How do I use TunnelBufferedWriter of Tunnel SDK to ensure successful data uploads?
TunnelBufferedWriter is provided in MaxCompute SDK for Java of a version later than 0.21.3-public. TunnelBufferedWriter simplifies data uploads and provides the fault tolerance capability. TunnelBufferedWriter caches data to the buffer of the MaxCompute client and establishes an HTTP connection to upload data when the buffer is full.
TunnelBufferedWriter provides the maximized fault tolerance capability to ensure successful data uploads. For more information about how to use TunnelBufferedWriter, see TunnelBufferedWriter.
When I use Tunnel SDK to download data, the error message "You need to specify a partitionspec along with the specified table" appears. What do I do?
- Problem description
When data of a partitioned table is downloaded by using Tunnel SDK, the following error message appears:
ErrorCode=MissingPartitionSpec, ErrorMessage=You need to specify a partitionspec along with the specified table.
- Cause
If you use Tunnel SDK to download data from a partitioned table, you must specify the values of partition key columns in the table. Otherwise, an error is returned.
- Solution
- If you use Tunnel commands of the MaxCompute client to download data from a partitioned table, the MaxCompute client allows you to download all table data to a folder.
- Before you use Tunnel SDK to download data from a partitioned table, you can use Tunnel
SDK to obtain the information about all partitions of the table. The following command
shows an example.
odps.tables().get(tablename) t.getPartitions()
Which SDKs are supported by MaxCompute Tunnel?
MaxCompute Tunnel supports only the SDK for Java.
Are duplicate block IDs allowed in an upload session?
Each block ID in an upload session must be unique. You can use a block ID to enable a RecordWriter in an upload session, use the RecordWriter to write data, and then call the close method to complete data writing. After data is written, you cannot use the block ID to enable another RecordWriter to write data. The maximum number of blocks is 20,000. Block IDs range from 0 to 19999.
What is the maximum size of a block?
The default size of each block that is uploaded to Tunnel is 100 MiB. The maximum size of a block is 100 GB. We strongly recommend that you set the block size to a value larger than 64 MB. Each block corresponds to a file. A file whose size is smaller than 64 MB is considered a small file. If a large number of small files exist, MaxCompute performance is affected. If you continuously upload a large amount of data, the size of each block can be 64 MB to 256 MB. If you upload data once in a day, the size of each block can be about 1 GB.

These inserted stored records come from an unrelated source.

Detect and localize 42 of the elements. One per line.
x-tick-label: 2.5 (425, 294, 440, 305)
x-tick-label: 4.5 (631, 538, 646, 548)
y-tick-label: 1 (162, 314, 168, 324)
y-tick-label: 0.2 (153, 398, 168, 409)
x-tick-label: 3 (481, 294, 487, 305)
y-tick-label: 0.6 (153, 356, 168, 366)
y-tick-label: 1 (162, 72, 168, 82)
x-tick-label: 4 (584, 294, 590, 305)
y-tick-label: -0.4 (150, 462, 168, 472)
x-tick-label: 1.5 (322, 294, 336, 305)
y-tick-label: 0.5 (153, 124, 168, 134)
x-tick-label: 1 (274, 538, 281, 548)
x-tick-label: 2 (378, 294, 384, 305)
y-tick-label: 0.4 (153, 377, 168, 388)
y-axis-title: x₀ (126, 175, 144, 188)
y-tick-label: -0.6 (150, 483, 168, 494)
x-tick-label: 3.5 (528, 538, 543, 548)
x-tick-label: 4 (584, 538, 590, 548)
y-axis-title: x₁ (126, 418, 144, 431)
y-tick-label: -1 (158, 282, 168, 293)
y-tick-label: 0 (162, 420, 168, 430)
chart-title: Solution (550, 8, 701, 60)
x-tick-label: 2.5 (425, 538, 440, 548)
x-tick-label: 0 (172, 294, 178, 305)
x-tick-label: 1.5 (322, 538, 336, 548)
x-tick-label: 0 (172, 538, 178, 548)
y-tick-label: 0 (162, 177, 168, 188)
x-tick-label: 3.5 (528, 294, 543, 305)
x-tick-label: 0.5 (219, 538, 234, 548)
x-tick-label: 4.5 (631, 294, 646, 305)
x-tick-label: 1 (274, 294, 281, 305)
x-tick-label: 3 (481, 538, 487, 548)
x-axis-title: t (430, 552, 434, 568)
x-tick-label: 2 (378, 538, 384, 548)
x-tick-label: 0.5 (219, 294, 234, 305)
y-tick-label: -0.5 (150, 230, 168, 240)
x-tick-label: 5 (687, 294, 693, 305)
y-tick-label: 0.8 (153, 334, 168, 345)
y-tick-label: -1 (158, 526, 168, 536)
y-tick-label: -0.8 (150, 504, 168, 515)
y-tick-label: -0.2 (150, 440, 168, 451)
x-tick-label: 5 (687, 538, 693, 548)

You can use TunnelBufferedWriter to upload files and prevent small files from being generated. For more information, see TunnelBufferedWriter.
What do I do if a read or write operation times out or an I/O exception occurs?
When you upload data, a network action is triggered each time a RecordWriter writes 8 KB of data. If no network actions are triggered within 120 seconds, the server closes the connection and the RecordWriter becomes unavailable. In this case, you must enable a new RecordWriter to write data.
To address this issue, we recommend that you use TunnelBufferedWriter.
When you download data, a RecordReader works in a similar way as a RecordWriter. If no network action is triggered for a long period of time, the server closes the connection. We recommend that you use a RecordReader to continuously read data without calling other system interfaces.